Friday, June 4, 2010
PeoplePets.com It was a call Sheila Zachar won't soon forget. Her friend, James Beavers, a homeless veteran living at an abandoned car wash in East Memphis, Tenn., had just rescued a 40-lb. dog from a 6-ft. pit of oil, and desperately needed Zachar's help getting her out of the disturbing—and messy—situation.
Earlier that day, Beavers had noticed a truck speeding away from the car wash, followed by the sound of a dog in distress. He couldn't pinpoint where the wails were coming from, but as the whimpering continued, he kept up the search.
That's when he found the 8-year-old German shepherd mix struggling for her life amid oil, stagnant water and trash. The dog had just recently given birth, and her abuser used the pit, formerly a hole for dumping runoff oil and water, as a cruel grave.
Left for Dead
Beavers yelled for help, but when no one responded he took matters into his own hands, using rope to pull out the dog. He then called his friend Zachar from a payphone. The retired respiratory therapist, who rescues animals with her husband, threw on some old clothes, grabbed a few blankets and drove out to the scene. When she arrived, she saw the dog drenched with oil.
"When we got there, Mr. Beavers had already gotten her out of the pit," Zachar tells PEOPLEPets.com of the May 13 rescue. "He had a blanket on her, and he was just beside himself. ... It's so strange how God works. Here's a man that most people would consider has been thrown away, living in a thrown away area, and rescues a dog that has been thrown away. I really think it was divine intervention that allowed him to save her."
Although the dog couldn't stand, Zachar says the shepherd was strong enough to hold her head up and peer out the window on the ride to the shelter. "We just scooped her up and put her on the floor in the back of my car," Zachar says. "Oil was globbing off of her. Everything we used, anything that oil touched, had to be thrown away. It took a couple of days to get the stench out."
John Robinson, a manager at the Humane Society of Memphis & Shelby County, helped welcome the dog to the shelter. "When I went out to the truck to get her, before I even crossed the parking lot, you could smell how much she was covered in the oil and stagnant water," he said
One Tough Dog
The dog had to be rushed to animal emergency care due to the amount of time she spent submerged in the toxic pit, yet she remained strong. "Usually dogs like that are almost laying on their side," Robinson says. "They can't lift their head, and they're very out of it. She was not. She was still alert, still holding her head up. She's a fighter. She's tough."
To remove the thick, sticky substance from her coat, doctors had to bathe her repeatedly. Robinson says the resilient canine is now doing much better than when she arrived, yet she still needs two or three more baths to remove the oil residue from her coat.

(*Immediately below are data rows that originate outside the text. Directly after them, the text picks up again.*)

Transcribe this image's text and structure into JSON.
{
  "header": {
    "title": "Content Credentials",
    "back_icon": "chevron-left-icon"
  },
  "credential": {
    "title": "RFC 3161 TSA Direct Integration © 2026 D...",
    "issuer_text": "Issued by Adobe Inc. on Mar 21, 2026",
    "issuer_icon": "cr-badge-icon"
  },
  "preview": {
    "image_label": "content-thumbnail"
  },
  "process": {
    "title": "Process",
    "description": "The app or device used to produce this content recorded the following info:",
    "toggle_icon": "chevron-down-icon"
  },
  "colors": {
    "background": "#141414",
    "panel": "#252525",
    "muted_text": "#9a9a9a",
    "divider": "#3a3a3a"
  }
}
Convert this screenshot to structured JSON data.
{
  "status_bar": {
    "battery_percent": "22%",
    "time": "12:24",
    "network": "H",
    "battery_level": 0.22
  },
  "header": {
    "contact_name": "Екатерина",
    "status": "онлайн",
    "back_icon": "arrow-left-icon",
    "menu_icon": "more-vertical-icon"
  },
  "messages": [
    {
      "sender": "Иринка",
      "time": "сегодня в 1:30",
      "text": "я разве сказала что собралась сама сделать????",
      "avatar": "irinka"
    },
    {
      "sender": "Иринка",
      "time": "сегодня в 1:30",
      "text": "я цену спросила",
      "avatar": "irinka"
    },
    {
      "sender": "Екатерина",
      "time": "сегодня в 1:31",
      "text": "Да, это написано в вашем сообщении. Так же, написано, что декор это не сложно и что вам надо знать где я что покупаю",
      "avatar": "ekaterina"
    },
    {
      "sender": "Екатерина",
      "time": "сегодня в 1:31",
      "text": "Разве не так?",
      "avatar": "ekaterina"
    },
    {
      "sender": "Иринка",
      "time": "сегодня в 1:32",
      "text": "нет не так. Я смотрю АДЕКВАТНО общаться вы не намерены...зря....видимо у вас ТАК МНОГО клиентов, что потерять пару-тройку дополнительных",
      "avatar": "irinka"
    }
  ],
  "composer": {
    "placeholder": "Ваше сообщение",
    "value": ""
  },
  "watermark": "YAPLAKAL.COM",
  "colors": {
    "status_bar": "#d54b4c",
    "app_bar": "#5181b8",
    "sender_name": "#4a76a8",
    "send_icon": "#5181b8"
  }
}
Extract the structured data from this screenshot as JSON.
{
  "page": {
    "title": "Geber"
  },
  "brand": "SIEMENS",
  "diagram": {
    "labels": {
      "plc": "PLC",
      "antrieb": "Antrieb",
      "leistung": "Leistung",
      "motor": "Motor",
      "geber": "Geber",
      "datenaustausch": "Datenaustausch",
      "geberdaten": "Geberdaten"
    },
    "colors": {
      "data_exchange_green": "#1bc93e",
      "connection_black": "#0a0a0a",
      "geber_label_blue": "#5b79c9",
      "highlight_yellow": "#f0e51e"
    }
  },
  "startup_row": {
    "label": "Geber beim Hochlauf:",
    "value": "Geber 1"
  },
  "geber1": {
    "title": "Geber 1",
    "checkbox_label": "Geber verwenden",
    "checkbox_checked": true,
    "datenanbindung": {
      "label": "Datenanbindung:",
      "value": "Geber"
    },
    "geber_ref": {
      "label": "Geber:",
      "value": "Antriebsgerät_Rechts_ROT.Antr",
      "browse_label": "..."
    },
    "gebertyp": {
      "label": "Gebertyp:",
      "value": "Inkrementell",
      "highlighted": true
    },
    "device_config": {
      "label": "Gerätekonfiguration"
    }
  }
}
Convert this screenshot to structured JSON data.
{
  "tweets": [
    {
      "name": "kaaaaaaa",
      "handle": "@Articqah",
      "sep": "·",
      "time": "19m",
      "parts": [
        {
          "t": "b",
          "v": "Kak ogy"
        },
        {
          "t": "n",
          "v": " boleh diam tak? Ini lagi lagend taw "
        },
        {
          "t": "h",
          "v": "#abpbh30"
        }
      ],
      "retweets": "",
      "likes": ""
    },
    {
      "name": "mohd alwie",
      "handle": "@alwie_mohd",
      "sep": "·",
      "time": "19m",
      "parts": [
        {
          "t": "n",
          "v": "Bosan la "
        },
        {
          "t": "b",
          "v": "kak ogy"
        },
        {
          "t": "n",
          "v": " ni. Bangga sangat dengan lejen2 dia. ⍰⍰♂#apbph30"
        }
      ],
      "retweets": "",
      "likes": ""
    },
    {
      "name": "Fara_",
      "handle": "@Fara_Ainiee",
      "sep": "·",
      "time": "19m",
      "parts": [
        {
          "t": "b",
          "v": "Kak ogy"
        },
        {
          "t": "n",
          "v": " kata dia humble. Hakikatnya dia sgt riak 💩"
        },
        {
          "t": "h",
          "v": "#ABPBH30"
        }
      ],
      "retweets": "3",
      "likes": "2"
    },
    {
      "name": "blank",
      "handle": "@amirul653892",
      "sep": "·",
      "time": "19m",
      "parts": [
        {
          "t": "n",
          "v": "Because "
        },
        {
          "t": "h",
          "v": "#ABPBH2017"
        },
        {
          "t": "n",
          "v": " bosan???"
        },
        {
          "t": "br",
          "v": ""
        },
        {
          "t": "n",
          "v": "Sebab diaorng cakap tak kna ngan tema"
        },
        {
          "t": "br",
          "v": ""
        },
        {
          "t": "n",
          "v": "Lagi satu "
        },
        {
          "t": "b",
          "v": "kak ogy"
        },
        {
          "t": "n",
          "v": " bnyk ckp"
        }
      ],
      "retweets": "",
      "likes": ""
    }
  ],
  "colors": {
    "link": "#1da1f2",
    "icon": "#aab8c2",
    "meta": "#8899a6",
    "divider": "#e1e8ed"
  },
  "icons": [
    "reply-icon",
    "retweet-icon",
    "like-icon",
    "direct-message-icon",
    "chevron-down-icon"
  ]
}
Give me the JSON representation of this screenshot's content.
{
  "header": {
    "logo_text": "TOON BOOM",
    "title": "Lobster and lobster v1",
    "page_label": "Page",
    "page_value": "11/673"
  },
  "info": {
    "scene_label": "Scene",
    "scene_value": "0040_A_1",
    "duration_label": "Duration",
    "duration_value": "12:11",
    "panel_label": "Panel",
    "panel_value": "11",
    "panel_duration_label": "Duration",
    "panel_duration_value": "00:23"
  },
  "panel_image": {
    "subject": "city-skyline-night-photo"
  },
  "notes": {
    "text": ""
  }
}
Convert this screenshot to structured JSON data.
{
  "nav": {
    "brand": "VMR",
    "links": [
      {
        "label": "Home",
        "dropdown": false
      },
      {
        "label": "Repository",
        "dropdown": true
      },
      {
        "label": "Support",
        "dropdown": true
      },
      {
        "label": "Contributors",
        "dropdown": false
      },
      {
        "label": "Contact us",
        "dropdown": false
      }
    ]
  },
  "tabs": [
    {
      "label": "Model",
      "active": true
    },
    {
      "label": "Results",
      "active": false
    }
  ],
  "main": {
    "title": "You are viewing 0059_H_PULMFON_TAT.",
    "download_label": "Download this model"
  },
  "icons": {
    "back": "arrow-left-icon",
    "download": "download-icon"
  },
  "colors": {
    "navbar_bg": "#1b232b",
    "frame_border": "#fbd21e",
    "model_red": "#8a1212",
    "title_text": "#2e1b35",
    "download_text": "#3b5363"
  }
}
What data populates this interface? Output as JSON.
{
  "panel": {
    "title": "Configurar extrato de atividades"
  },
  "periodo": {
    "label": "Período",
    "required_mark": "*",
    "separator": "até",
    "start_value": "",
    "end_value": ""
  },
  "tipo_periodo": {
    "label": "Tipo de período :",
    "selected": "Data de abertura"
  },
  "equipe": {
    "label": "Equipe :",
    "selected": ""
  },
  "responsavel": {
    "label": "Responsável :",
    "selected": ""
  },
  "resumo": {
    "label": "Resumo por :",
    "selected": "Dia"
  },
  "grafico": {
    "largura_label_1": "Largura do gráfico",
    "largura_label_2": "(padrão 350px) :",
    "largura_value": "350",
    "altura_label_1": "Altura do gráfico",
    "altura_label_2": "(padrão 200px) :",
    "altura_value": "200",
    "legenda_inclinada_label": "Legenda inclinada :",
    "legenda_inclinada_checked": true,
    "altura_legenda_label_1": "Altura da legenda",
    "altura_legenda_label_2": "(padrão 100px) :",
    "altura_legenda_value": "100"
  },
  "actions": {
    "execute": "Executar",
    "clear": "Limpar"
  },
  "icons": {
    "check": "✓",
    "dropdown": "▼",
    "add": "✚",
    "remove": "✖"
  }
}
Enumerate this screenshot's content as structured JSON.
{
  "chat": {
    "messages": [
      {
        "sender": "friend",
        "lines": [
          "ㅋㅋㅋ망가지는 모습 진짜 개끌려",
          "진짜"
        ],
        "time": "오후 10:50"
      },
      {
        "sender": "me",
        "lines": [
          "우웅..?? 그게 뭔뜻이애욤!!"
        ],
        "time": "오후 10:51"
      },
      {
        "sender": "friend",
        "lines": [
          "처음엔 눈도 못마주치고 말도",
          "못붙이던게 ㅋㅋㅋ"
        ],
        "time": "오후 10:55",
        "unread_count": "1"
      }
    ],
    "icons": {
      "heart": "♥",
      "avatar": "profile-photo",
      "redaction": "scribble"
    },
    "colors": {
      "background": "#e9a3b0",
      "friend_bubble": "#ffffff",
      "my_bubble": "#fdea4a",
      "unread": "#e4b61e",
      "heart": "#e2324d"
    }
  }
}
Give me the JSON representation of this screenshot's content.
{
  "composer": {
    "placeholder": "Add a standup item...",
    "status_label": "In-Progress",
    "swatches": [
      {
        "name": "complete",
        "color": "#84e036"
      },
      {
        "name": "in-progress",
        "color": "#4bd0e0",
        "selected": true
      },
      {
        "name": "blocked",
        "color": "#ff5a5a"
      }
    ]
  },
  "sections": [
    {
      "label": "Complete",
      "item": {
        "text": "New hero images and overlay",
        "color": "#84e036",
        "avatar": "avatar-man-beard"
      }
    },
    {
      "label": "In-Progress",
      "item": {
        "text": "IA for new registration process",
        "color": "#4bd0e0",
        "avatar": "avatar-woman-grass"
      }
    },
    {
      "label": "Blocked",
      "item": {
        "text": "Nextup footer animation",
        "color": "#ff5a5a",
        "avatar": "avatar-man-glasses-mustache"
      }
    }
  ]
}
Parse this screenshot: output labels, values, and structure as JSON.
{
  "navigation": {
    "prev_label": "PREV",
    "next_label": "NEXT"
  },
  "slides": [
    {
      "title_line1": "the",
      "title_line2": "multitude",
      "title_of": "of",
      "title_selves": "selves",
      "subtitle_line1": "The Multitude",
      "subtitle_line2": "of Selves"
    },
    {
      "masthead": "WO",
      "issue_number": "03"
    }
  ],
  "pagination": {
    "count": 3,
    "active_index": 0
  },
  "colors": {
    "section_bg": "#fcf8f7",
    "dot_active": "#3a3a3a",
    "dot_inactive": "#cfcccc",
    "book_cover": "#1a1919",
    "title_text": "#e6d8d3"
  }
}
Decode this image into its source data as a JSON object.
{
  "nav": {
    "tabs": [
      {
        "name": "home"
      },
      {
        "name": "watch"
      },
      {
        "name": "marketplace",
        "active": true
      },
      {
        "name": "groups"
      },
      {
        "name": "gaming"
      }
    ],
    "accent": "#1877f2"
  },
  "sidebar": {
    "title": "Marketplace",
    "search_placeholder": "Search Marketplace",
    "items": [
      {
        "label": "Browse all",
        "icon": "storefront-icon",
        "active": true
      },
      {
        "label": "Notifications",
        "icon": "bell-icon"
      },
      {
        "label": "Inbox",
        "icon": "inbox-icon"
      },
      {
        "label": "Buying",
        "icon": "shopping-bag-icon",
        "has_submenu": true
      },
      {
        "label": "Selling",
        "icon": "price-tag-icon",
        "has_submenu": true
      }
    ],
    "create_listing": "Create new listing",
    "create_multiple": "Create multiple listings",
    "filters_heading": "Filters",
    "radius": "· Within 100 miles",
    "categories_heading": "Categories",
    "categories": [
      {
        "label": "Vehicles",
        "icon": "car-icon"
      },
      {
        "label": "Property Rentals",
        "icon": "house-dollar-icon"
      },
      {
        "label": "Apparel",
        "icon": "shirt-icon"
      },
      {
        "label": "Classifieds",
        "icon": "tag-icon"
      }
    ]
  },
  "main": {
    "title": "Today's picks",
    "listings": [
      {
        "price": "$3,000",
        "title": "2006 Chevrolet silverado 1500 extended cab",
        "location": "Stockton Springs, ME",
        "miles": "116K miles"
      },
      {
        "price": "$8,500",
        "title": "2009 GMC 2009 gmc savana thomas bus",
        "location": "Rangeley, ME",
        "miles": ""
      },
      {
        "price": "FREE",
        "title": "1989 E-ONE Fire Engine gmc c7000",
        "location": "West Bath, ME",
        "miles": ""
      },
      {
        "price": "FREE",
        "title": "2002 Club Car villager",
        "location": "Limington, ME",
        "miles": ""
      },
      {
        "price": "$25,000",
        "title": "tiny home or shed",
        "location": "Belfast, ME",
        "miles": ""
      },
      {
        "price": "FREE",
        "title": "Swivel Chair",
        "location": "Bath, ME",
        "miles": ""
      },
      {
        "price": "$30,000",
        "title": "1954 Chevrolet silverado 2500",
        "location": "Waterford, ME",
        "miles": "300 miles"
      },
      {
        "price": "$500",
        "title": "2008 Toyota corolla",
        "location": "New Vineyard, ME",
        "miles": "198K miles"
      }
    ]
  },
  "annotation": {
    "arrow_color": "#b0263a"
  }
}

Since the incident hit the local news, her owners have come forward to claim the dog, whose name is Harley. They brought pictures of the shepherd with them to the shelter, and Robinson could tell by the dog's excited reaction that they were her family.
The owners say they let her go out into the front yard, and they believe that someone in the neighborhood picked up Harley and threw her into the pit. She had already given birth, so her puppies were safe — but the family will soon surrender all five of the pups to the shelter, where they will be spayed and neutered and put up for adoption.
Harley is also being spayed and microchipped, and will go back home June 4 after Robinson and his team talk to the family about how to safeguard their pets.
"She's a whole different dog," says Robinson. "She's got a lot of energy ... (and) there's not an aggressive bone in her body. She's kind of the star of the show up here."
The cruel act is still being investigated. No reward is set at this time, but anyone with information can contact the Humane Society of Memphis & Shelby County.